Sunday, November 30, 2008

Goin' Old Skool (El Grande, Tigris and Euphrates, Santiago)

Ah, El Grande. I missed you.

I was thinking the other day that it would be interesting to look up when was the last time I had played a few of the games that I claim are my "favorites". The result was disappointing.

El Grande, probably my favorite game, hadn't been played in nearly a year and a half!

Last week, I brought it along in the hopes that there would be time at the end of the evening, but no dice. Lucky for me, Shemp picked it this week along with Tigris and Euphrates and Santiago.

El Grande

Roughly 4 rounds into the game, Luch was far in the lead, Shemp was in second and Kozure and I were trailing. Luch made an offhanded remark that he was not in the mood to choose intrigue, and simultaneously mentioned that he normally loses at the game. It was a Seinfeld-ian moment, because we all kind of realized he was probably in the lead because he was playing the opposite of the way he normally does (there was a time when Luch was referred to as Hapi on this blog. This was a reference to the fact that He Always Picks Intrigue). Anyway, after the realization, he started choosing Intrigue more, and promptly lost the lead he had.

Shemp leapt into the lead. He managed a couple of very nice point grabs with single caballeros (the efficient, german one, no doubt). I was making a comeback, partly due to the backlash Shemp was receiving for being in first place... but would it be enough?

It was. The last scoring round was unpredictable, but when the dust settled red (me) was in the lead.

Tigris and Euphrates

T&E is my second most played game if you count BGG online games, but my actual face to face games have been few and far between. I love the game, but the analysis paralysis it brings to the table makes it well suited to turn based computer play. Face to face, and with two players much less familiar with the game than Shemp and I, the game played out quite differently. I suppose you could say that with the pressure of time, the game developed less optimally than it typically does online. I developed a long skinny kingdom in the north that I *never* would have built normally. I paid for it, too, because Shemp started disaster tiling in strategic locations to swing vast parts of my kingdom to his control. Kozure had retreated to a corner of the board where he was benefiting from a monument. Luch was the swing in the three way battle going on in the center of the board. Although I had a large presence on the board, my score was weak in blue. When the score was tallied, Shemp was the obvious winner and I was tied for last.

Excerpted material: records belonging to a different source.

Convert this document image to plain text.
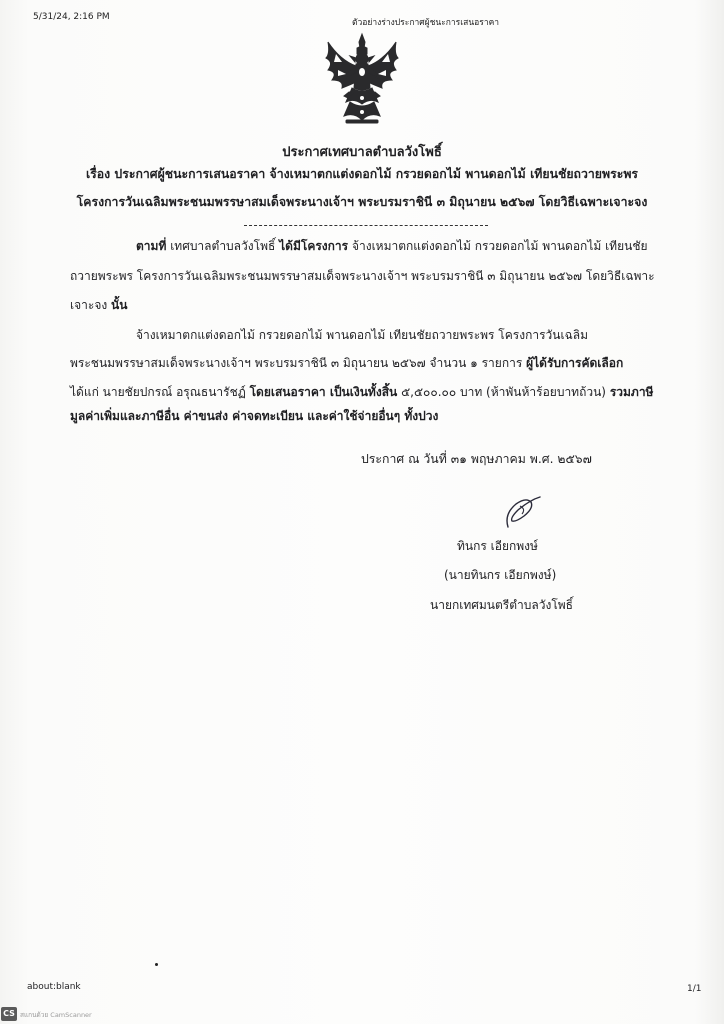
5/31/24, 2:16 PM
ตัวอย่างร่างประกาศผู้ชนะการเสนอราคา
ประกาศเทศบาลตำบลวังโพธิ์
เรื่อง ประกาศผู้ชนะการเสนอราคา จ้างเหมาตกแต่งดอกไม้ กรวยดอกไม้ พานดอกไม้ เทียนชัยถวายพระพร
โครงการวันเฉลิมพระชนมพรรษาสมเด็จพระนางเจ้าฯ พระบรมราชินี ๓ มิถุนายน ๒๕๖๗ โดยวิธีเฉพาะเจาะจง
ตามที่ เทศบาลตำบลวังโพธิ์ ได้มีโครงการ จ้างเหมาตกแต่งดอกไม้ กรวยดอกไม้ พานดอกไม้ เทียนชัย
ถวายพระพร โครงการวันเฉลิมพระชนมพรรษาสมเด็จพระนางเจ้าฯ พระบรมราชินี ๓ มิถุนายน ๒๕๖๗ โดยวิธีเฉพาะ
เจาะจง นั้น
จ้างเหมาตกแต่งดอกไม้ กรวยดอกไม้ พานดอกไม้ เทียนชัยถวายพระพร โครงการวันเฉลิม
พระชนมพรรษาสมเด็จพระนางเจ้าฯ พระบรมราชินี ๓ มิถุนายน ๒๕๖๗ จำนวน ๑ รายการ ผู้ได้รับการคัดเลือก
ได้แก่ นายชัยปกรณ์ อรุณธนารัชฏ์ โดยเสนอราคา เป็นเงินทั้งสิ้น ๕,๕๐๐.๐๐ บาท (ห้าพันห้าร้อยบาทถ้วน) รวมภาษี
มูลค่าเพิ่มและภาษีอื่น ค่าขนส่ง ค่าจดทะเบียน และค่าใช้จ่ายอื่นๆ ทั้งปวง
ประกาศ ณ วันที่ ๓๑ พฤษภาคม พ.ศ. ๒๕๖๗
ทินกร เอียกพงษ์
(นายทินกร เอียกพงษ์)
นายกเทศมนตรีตำบลวังโพธิ์
about:blank	1/1
CS สแกนด้วย CamScanner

We finished with Santiago. Although we had difficulty remembering to distribute the new money every round, in general the game went smoothly. A large crop of green beans allowed me to win the game. Since Santiago is a difficult game to talk about, I won't really try. Fun, though.

I had a great time playing these older titles. There are certainly some lessons in recent game design that seem to have come in vogue after the release of El Grande and T&E.. notably variable turn order mechanics and downtime minimizing. These aren't things that bother me if the game is engrossing enough, as these ones are for me, but Kozure was visibly "antsy" throughout much of the evening.

Sorry, Kozure. I'll be picking El Grande again in the near future!